Précisions sur le Service Minimum d’Accueil (circulaire n° 2008-111 du 26-8-2008) Par le biais des intentions envoyées par les agents à la hiérarchie (DASEN ou IEN), l’administration comptabilise le nombre d’agents potentiellement grévistes et transmet ce chiffre aux municipalités afin qu’elles organisent ou pas le SMA.

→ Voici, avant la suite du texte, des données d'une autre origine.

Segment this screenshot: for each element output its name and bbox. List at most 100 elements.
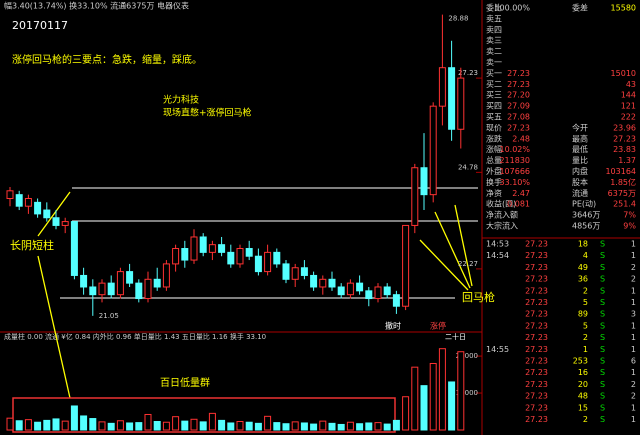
trade-cell: 27.23 xyxy=(525,345,548,354)
candle-body xyxy=(300,267,308,276)
quote-cell: 卖三 xyxy=(486,36,502,45)
quote-cell: 卖五 xyxy=(486,14,502,23)
volume-bar xyxy=(181,420,189,431)
quote-cell: 211830 xyxy=(499,156,530,165)
highlight-box xyxy=(12,397,396,433)
candle-body xyxy=(420,167,428,196)
volume-bar xyxy=(116,420,124,431)
candle-body xyxy=(172,248,180,265)
candle-body xyxy=(144,278,152,300)
trade-cell: 27.23 xyxy=(525,263,548,272)
volume-bar xyxy=(153,421,161,431)
candle-body xyxy=(402,224,410,307)
candle-body xyxy=(448,67,456,130)
volume-bar xyxy=(135,422,143,431)
trade-cell: S xyxy=(600,345,605,354)
trade-cell: 2 xyxy=(631,275,636,284)
volume-bar xyxy=(70,405,78,431)
candle-body xyxy=(218,244,226,253)
candle-body xyxy=(291,267,299,280)
candle-body xyxy=(153,278,161,288)
volume-bar xyxy=(319,420,327,431)
tag: 撤时 xyxy=(385,321,401,331)
trade-cell: 1 xyxy=(631,403,636,412)
volume-bar xyxy=(34,421,42,431)
quote-cell: 107666 xyxy=(499,167,530,176)
trade-cell: 27.23 xyxy=(525,298,548,307)
quote-cell: 23.83 xyxy=(613,145,636,154)
candle-body xyxy=(346,282,354,296)
candle-body xyxy=(356,282,364,292)
trade-cell: S xyxy=(600,333,605,342)
quote-cell: 总量 xyxy=(486,155,502,165)
volume-bar xyxy=(291,421,299,431)
candle-body xyxy=(310,274,318,288)
trade-cell: 27.23 xyxy=(525,286,548,295)
quote-cell: 最高 xyxy=(572,133,588,143)
trade-cell: 1 xyxy=(631,415,636,424)
trade-cell: 18 xyxy=(578,240,588,249)
volume-bar xyxy=(199,421,207,431)
volume-bar xyxy=(365,422,373,431)
trade-cell: S xyxy=(600,357,605,366)
quote-cell: 0.081 xyxy=(507,200,530,209)
volume-bar xyxy=(438,348,446,431)
low-volume-note: 百日低量群 xyxy=(160,376,210,389)
trade-cell: 5 xyxy=(583,298,588,307)
volume-bar xyxy=(273,422,281,431)
candle-body xyxy=(282,263,290,280)
volume-bar xyxy=(208,412,216,431)
volume-bar xyxy=(300,422,308,431)
volume-bar xyxy=(457,351,465,431)
quote-cell: 15010 xyxy=(611,69,636,78)
trade-cell: 3 xyxy=(631,310,636,319)
trade-cell: 49 xyxy=(578,263,588,272)
quote-cell: 2.48 xyxy=(512,134,530,143)
trade-cell: S xyxy=(600,321,605,330)
volume-bar xyxy=(328,422,336,431)
candle-body xyxy=(236,248,244,265)
volume-bar xyxy=(126,422,134,431)
volume-bar xyxy=(402,396,410,431)
y-tick-label: 27.23 xyxy=(458,69,478,77)
quote-cell: 27.08 xyxy=(507,113,530,122)
candle-body xyxy=(199,236,207,253)
trade-cell: 89 xyxy=(578,310,588,319)
trade-cell: 253 xyxy=(573,357,588,366)
quote-cell: 100.00% xyxy=(494,4,530,13)
rule: 涨停回马枪的三要点：急跌，缩量，踩底。 xyxy=(12,53,202,66)
huimaqiang-note: 回马枪 xyxy=(462,290,495,304)
trade-cell: 2 xyxy=(631,392,636,401)
trade-cell: 1 xyxy=(631,345,636,354)
trade-cell: 36 xyxy=(578,275,588,284)
quote-cell: 1.85亿 xyxy=(610,177,636,187)
quote-cell: 3646万 xyxy=(572,211,600,220)
trade-cell: S xyxy=(600,415,605,424)
volume-bar xyxy=(356,423,364,431)
volume-bar xyxy=(24,419,32,431)
trade-cell: 27.23 xyxy=(525,368,548,377)
trade-cell: 2 xyxy=(631,263,636,272)
trade-cell: 1 xyxy=(631,286,636,295)
volume-bar xyxy=(236,421,244,431)
trade-cell: 27.23 xyxy=(525,321,548,330)
trade-cell: S xyxy=(600,240,605,249)
arrow xyxy=(419,239,469,291)
candle-body xyxy=(411,167,419,226)
volume-bar xyxy=(107,422,115,431)
quote-cell: 流通 xyxy=(572,188,588,198)
quote-cell: 121 xyxy=(621,102,636,111)
volume-bar xyxy=(383,423,391,431)
quote-cell: 涨跌 xyxy=(486,133,502,143)
volume-bar xyxy=(98,421,106,431)
quote-cell: 10.02% xyxy=(499,145,530,154)
quote-cell: 27.23 xyxy=(613,134,636,143)
trade-cell: S xyxy=(600,251,605,260)
quote-cell: 33.10% xyxy=(499,178,530,187)
candle-body xyxy=(43,209,51,219)
quote-cell: 换手 xyxy=(486,177,502,187)
trade-cell: 1 xyxy=(631,240,636,249)
candle-body xyxy=(337,286,345,296)
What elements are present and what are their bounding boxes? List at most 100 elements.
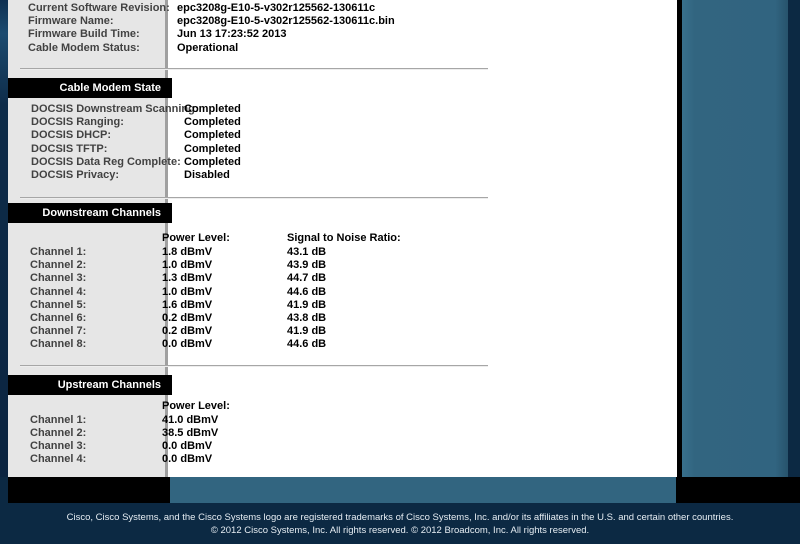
snr-value: 43.9 dB	[287, 259, 327, 272]
row-label: Channel 8:	[30, 338, 87, 351]
row-label: Cable Modem Status:	[28, 41, 140, 54]
table-header-row: Power Level:	[30, 400, 230, 413]
power-level-header: Power Level:	[162, 232, 230, 244]
spacer	[30, 232, 162, 245]
row-value: Operational	[177, 41, 239, 54]
row-value: Completed	[184, 103, 241, 115]
power-value: 1.0 dBmV	[162, 285, 213, 298]
left-edge-strip	[0, 0, 8, 477]
row-label: Channel 3:	[30, 272, 87, 285]
row-label: DOCSIS DHCP:	[31, 129, 112, 142]
power-value: 1.3 dBmV	[162, 272, 213, 285]
row-label: Channel 4:	[30, 453, 87, 466]
row-label: Channel 7:	[30, 325, 87, 338]
row-label: Current Software Revision:	[28, 2, 170, 14]
row-label: DOCSIS Downstream Scanning:	[31, 103, 199, 115]
power-value: 0.0 dBmV	[162, 338, 213, 351]
power-value: 0.2 dBmV	[162, 312, 213, 325]
row-value: Completed	[184, 116, 241, 129]
row-label: Channel 1:	[30, 246, 87, 258]
table-row: DOCSIS TFTP: Completed	[31, 143, 241, 156]
snr-value: 44.7 dB	[287, 272, 327, 285]
separator	[20, 197, 488, 199]
table-row: Channel 1: 41.0 dBmV	[30, 414, 230, 427]
section-header-upstream-channels: Upstream Channels	[8, 375, 172, 395]
snr-value: 43.8 dB	[287, 312, 327, 325]
snr-value: 44.6 dB	[287, 338, 327, 351]
right-teal-column	[682, 0, 788, 477]
row-value: epc3208g-E10-5-v302r125562-130611c.bin	[177, 15, 395, 28]
snr-value: 44.6 dB	[287, 285, 327, 298]
firmware-info-table: Current Software Revision: epc3208g-E10-…	[28, 2, 395, 55]
table-row: DOCSIS Ranging: Completed	[31, 116, 241, 129]
table-row: Channel 5: 1.6 dBmV 41.9 dB	[30, 299, 401, 312]
bottom-band-right	[676, 477, 800, 503]
row-value: epc3208g-E10-5-v302r125562-130611c	[177, 2, 376, 14]
table-row: DOCSIS Privacy: Disabled	[31, 169, 241, 182]
table-row: Channel 1: 1.8 dBmV 43.1 dB	[30, 246, 401, 259]
row-label: Channel 1:	[30, 413, 87, 426]
row-label: DOCSIS TFTP:	[31, 142, 108, 155]
footer-copyright-line: © 2012 Cisco Systems, Inc. All rights re…	[210, 524, 590, 536]
row-label: DOCSIS Data Reg Complete:	[31, 155, 181, 168]
snr-value: 41.9 dB	[287, 325, 327, 338]
table-row: Channel 7: 0.2 dBmV 41.9 dB	[30, 325, 401, 338]
power-value: 0.0 dBmV	[162, 453, 213, 466]
content-right-divider	[677, 0, 682, 477]
table-row: DOCSIS DHCP: Completed	[31, 129, 241, 142]
table-row: Channel 8: 0.0 dBmV 44.6 dB	[30, 338, 401, 351]
bottom-band-middle	[170, 477, 676, 503]
table-row: DOCSIS Downstream Scanning: Completed	[31, 103, 241, 116]
spacer	[30, 400, 162, 413]
snr-value: 43.1 dB	[287, 246, 327, 258]
row-value: Completed	[184, 155, 241, 168]
power-value: 38.5 dBmV	[162, 426, 219, 439]
table-row: Firmware Name: epc3208g-E10-5-v302r12556…	[28, 15, 395, 28]
table-row: Channel 4: 0.0 dBmV	[30, 453, 230, 466]
table-header-row: Power Level: Signal to Noise Ratio:	[30, 232, 401, 245]
power-value: 0.0 dBmV	[162, 440, 213, 453]
row-value: Disabled	[184, 169, 230, 182]
docsis-state-table: DOCSIS Downstream Scanning: Completed DO…	[31, 103, 241, 182]
row-label: Channel 2:	[30, 426, 87, 439]
row-value: Completed	[184, 142, 241, 155]
power-value: 1.8 dBmV	[162, 246, 213, 258]
downstream-channels-table: Power Level: Signal to Noise Ratio: Chan…	[30, 232, 401, 352]
table-row: Channel 3: 1.3 dBmV 44.7 dB	[30, 272, 401, 285]
table-row: Firmware Build Time: Jun 13 17:23:52 201…	[28, 28, 395, 41]
table-row: DOCSIS Data Reg Complete: Completed	[31, 156, 241, 169]
table-row: Cable Modem Status: Operational	[28, 42, 395, 55]
bottom-band-left	[8, 477, 170, 503]
table-row: Channel 2: 1.0 dBmV 43.9 dB	[30, 259, 401, 272]
row-label: Channel 2:	[30, 259, 87, 272]
table-row: Channel 4: 1.0 dBmV 44.6 dB	[30, 286, 401, 299]
row-value: Completed	[184, 129, 241, 142]
row-label: Channel 3:	[30, 440, 87, 453]
upstream-channels-table: Power Level: Channel 1: 41.0 dBmV Channe…	[30, 400, 230, 467]
row-label: DOCSIS Ranging:	[31, 116, 124, 129]
separator	[20, 68, 488, 70]
snr-value: 41.9 dB	[287, 298, 327, 311]
section-header-cable-modem-state: Cable Modem State	[8, 78, 172, 98]
row-value: Jun 13 17:23:52 2013	[177, 28, 287, 41]
power-level-header: Power Level:	[162, 400, 230, 412]
separator	[20, 365, 488, 367]
table-row: Current Software Revision: epc3208g-E10-…	[28, 2, 395, 15]
row-label: Channel 6:	[30, 312, 87, 325]
row-label: DOCSIS Privacy:	[31, 169, 120, 182]
power-value: 0.2 dBmV	[162, 325, 213, 338]
content-panel	[168, 0, 677, 477]
row-label: Channel 4:	[30, 285, 87, 298]
power-value: 1.6 dBmV	[162, 298, 213, 311]
table-row: Channel 6: 0.2 dBmV 43.8 dB	[30, 312, 401, 325]
power-value: 1.0 dBmV	[162, 259, 213, 272]
row-label: Channel 5:	[30, 298, 87, 311]
snr-header: Signal to Noise Ratio:	[287, 232, 401, 244]
row-label: Firmware Name:	[28, 15, 114, 28]
table-row: Channel 3: 0.0 dBmV	[30, 440, 230, 453]
footer-trademark-line: Cisco, Cisco Systems, and the Cisco Syst…	[66, 511, 734, 523]
power-value: 41.0 dBmV	[162, 413, 219, 426]
row-label: Firmware Build Time:	[28, 28, 140, 41]
table-row: Channel 2: 38.5 dBmV	[30, 427, 230, 440]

  • Si 25% ou plus du nombre des personnes qui y exercent des fonctions d’enseignement ont déclaré leur intention de faire grève (les directeurs en décharge de fonction d’enseignement les jours de grève ne sont pas comptabilisés, seuls les remplaçants le sont), c’est la commune qui assure et organise le SMA.
  • Cas des enseignants non-grévistes : ils ne sont pas tenus d’accueillir les élèves des collègues grévistes.
  • Si la mairie, ne l’organise pas : les PE n’ont pas à s’y substituer.
  • Si moins de 25% d’intention de grève, c’est l’Etat qui assure le SMA.
  • Cas des enseignants non-grévistes : ils sont tenus d’accueillir les élèves des collègues grévistes.

IMPORTANT : Le droit de grève est un droit constitutionnel et aucun texte n’oblige les collègues à se déclarer grévistes individuellement. C’est à l’employeur de recenser les personnels en grève, un collègue gréviste n’a donc pas l’obligation de se signaler sur un état de situation.

Communication

  • Les agents ne sont pas tenus d’informer les parents d’élèves ou la mairie de leur intention de faire grève.
  • Les documents visant à expliquer aux parents d’élèves les raisons de la grève ne doivent pas être transmis aux élèves. Ils doivent être distribués ou mis à disposition des parents en dehors des heures de service et des locaux de l’école.
  • Le directeur n’a pas à recenser les grévistes potentiels ni à répondre aux enquêtes de gendarmerie le jour de la grève. Les directeurs d’écoles n’ont pas à indiquer par téléphone qui est gréviste et qui ne l’est pas dans son école. Les directeurs ne sont ni chefs d’établissement, ni supérieurs hiérarchiques. Ils ne représentent pas l’employeur auprès de leurs collègues.

Délai de prévenance

  • La déclaration préalable doit parvenir à (la DSDEN ou IEN) 48 heures à l’avance au moins, comprenant au minimum un jour ouvré. Attention aux congés, la définition du jour ouvré du ministère sous-entend une journée travaillée.
  • Grève débutant un lundi réception de l’intention jeudi minuit dernier délai
  • Grève débutant un mardi samedi minuit
  • Grève débutant un mercredi dimanche minuit
  • Grève débutant un jeudi lundi minuit
  • Grève débutant un vendredi mardi minuit

Modalités d’envoi

  • La seule obligation est l’envoi de la déclaration d’intention à l’autorité hiérarchique (IEN)
  • Par courrier électronique depuis sa boite professionnelle (@ac-nantes.fr)
  • Par courrier postal (attention au délai d’acheminement, c’est la date de réception qui fait foi et non l’oblitération)
  • Par télécopie
  • Dépôt dans la boite aux lettres ou en main propre au secrétariat de circonscription à la DSDEN 53.
  • Via le formulaire en ligne mis à disposition par l’administration (attention, celui-ci ne respecte pas les délais réglementaires)

La déclaration d’intention n’impose pas d’être en grève : le/la collègue qui aurait fait connaître son intention de participer au mouvement de grève peut librement y renoncer.